Last year was yet another awful one for Barrick Gold Corp. (TSX:ABX)(NYSE:ABX) and its shareholders, with the stock declining by about a third. Languishing gold prices were the main factor.
But now, with the price of Barrick so depressed, is now the time to jump on the bandwagon? Below we take a look at what to consider.
The right steps have been taken…
To Barrick’s credit, it has mostly made good moves in the last year and a half. Gone are the days of reckless expansion, out of control costs, and awful compensation practices. Instead, the company has sold high-cost assets, cut costs significantly, and improved the way it pays its top managers. As a result, all-in sustaining costs are expected total roughly US$900 per gold ounce in 2014. In 2013, that number was $1,269.
Better yet, the company is also committed to a more focused capital plan. Roughly half of capital expenditures are taking place in Nevada, a geography the company is very familiar with.
But the gold price could fall further…
Predicting where the gold price (currently trading at roughly US$1,200 per ounce) will be in a year is virtually impossible. But there are reasons to believe the price could fall further.
For one, low oil prices are putting a lid on inflation. Remember, the fear of inflation is one of the main motivations for buying gold, so if the oil slump continues, then gold could lose its appeal as an investment.

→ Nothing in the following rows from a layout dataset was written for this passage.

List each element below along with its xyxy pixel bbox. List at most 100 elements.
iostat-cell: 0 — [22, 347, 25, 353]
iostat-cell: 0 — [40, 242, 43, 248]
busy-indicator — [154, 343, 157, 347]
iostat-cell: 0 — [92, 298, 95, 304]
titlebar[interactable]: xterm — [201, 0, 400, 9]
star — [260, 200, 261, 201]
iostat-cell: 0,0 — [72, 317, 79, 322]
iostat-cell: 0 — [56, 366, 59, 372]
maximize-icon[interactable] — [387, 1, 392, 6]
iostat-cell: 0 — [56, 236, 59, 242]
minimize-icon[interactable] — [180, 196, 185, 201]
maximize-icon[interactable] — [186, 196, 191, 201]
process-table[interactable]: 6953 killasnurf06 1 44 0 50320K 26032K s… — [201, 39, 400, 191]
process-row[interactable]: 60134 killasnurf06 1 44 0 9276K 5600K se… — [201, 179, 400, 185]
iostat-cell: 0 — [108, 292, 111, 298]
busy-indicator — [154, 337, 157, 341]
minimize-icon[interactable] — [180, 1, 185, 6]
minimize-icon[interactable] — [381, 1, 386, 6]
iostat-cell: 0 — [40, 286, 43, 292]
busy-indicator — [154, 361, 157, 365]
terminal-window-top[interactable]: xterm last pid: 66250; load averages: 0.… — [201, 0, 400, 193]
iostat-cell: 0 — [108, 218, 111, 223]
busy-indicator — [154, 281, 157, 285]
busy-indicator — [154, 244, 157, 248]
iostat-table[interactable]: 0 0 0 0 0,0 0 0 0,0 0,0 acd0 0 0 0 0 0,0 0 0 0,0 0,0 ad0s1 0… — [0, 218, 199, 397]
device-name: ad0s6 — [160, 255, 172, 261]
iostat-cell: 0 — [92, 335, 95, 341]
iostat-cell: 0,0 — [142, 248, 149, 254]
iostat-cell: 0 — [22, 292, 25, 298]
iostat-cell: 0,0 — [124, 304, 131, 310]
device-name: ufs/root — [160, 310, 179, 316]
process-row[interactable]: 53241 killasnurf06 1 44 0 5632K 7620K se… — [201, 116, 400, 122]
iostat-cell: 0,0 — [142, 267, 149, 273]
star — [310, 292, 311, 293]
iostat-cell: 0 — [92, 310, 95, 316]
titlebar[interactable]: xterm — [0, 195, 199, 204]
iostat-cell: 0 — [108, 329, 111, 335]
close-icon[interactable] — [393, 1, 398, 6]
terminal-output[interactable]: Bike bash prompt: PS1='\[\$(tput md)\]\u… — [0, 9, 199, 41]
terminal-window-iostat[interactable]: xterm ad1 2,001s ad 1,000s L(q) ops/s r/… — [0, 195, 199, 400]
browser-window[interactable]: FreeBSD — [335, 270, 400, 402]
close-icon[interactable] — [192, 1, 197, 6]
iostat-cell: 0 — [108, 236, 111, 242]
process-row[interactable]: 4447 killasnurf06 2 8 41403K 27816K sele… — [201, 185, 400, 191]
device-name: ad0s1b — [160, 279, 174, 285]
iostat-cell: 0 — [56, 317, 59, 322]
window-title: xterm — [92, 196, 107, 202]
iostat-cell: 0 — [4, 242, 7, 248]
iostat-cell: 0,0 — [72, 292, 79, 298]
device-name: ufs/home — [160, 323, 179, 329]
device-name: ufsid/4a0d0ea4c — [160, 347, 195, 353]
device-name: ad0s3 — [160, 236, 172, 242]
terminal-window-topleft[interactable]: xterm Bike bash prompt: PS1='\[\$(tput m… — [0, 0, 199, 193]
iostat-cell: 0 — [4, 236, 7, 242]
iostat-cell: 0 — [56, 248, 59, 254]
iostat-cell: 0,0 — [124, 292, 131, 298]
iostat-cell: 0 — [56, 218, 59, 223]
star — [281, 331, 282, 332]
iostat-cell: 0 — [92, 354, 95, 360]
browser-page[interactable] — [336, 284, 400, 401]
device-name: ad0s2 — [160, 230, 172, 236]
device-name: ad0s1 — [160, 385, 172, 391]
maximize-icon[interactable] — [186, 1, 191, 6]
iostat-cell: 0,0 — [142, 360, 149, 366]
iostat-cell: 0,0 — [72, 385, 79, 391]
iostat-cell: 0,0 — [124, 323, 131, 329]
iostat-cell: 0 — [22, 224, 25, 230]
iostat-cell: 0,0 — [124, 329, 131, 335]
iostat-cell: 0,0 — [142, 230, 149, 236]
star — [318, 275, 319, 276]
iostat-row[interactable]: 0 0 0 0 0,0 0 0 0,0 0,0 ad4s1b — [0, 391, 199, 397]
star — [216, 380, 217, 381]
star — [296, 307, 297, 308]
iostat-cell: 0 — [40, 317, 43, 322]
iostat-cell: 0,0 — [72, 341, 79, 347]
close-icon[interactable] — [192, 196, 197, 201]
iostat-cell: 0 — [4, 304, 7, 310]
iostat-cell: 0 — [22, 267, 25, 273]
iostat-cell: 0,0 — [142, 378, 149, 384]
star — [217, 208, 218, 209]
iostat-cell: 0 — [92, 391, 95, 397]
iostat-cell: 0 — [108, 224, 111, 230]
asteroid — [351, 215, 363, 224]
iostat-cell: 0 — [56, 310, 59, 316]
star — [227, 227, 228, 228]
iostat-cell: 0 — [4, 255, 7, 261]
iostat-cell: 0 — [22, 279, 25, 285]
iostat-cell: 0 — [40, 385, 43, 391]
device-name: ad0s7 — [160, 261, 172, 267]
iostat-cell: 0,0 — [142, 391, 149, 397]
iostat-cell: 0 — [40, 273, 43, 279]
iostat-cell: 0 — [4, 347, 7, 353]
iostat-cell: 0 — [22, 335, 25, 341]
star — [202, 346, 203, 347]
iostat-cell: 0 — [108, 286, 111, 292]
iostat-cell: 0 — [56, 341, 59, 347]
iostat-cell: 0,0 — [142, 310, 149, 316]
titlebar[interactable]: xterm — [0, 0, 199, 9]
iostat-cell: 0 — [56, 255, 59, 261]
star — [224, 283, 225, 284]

Low oil prices are also a positive for the American economy and American dollar, both of which put further downward pressure on gold.
Even if inflation ticks up, the Federal Reserve could easily step in with looser monetary policy. In other words, interest rate hikes are on the horizon. This would spell yet more troublefor the gold price.
Of note, Goldman Sachs has said that gold prices could fall to US$1,000 per ounce. The bank is not alone in that belief.
Barrick is not prepared for a lower gold price
So what would US$1,000 gold mean for Barrick? Well, the prognosis isn’t good.
As mentioned, the company is able to produce gold for roughly US$900 per ounce. If the price falls to US$1,000, then that’s only US$100 of profit per ounce of production. Based on just over 6 million ounces of production in 2014, that’s just over $600 million in cash flow. And that’s not enough to cover $800 million per year of financing charges.
Granted, gold could move in the other direction. One big factor will be the Greek election on January 25 – if the opposition Syriza party wins, then the country will likely exit the Euro zone. And if that happens, wider economic stability could follow, prompting gold to rise.
But the risk of gold declining further is too great to ignore. Thus Barrick shares should be avoided.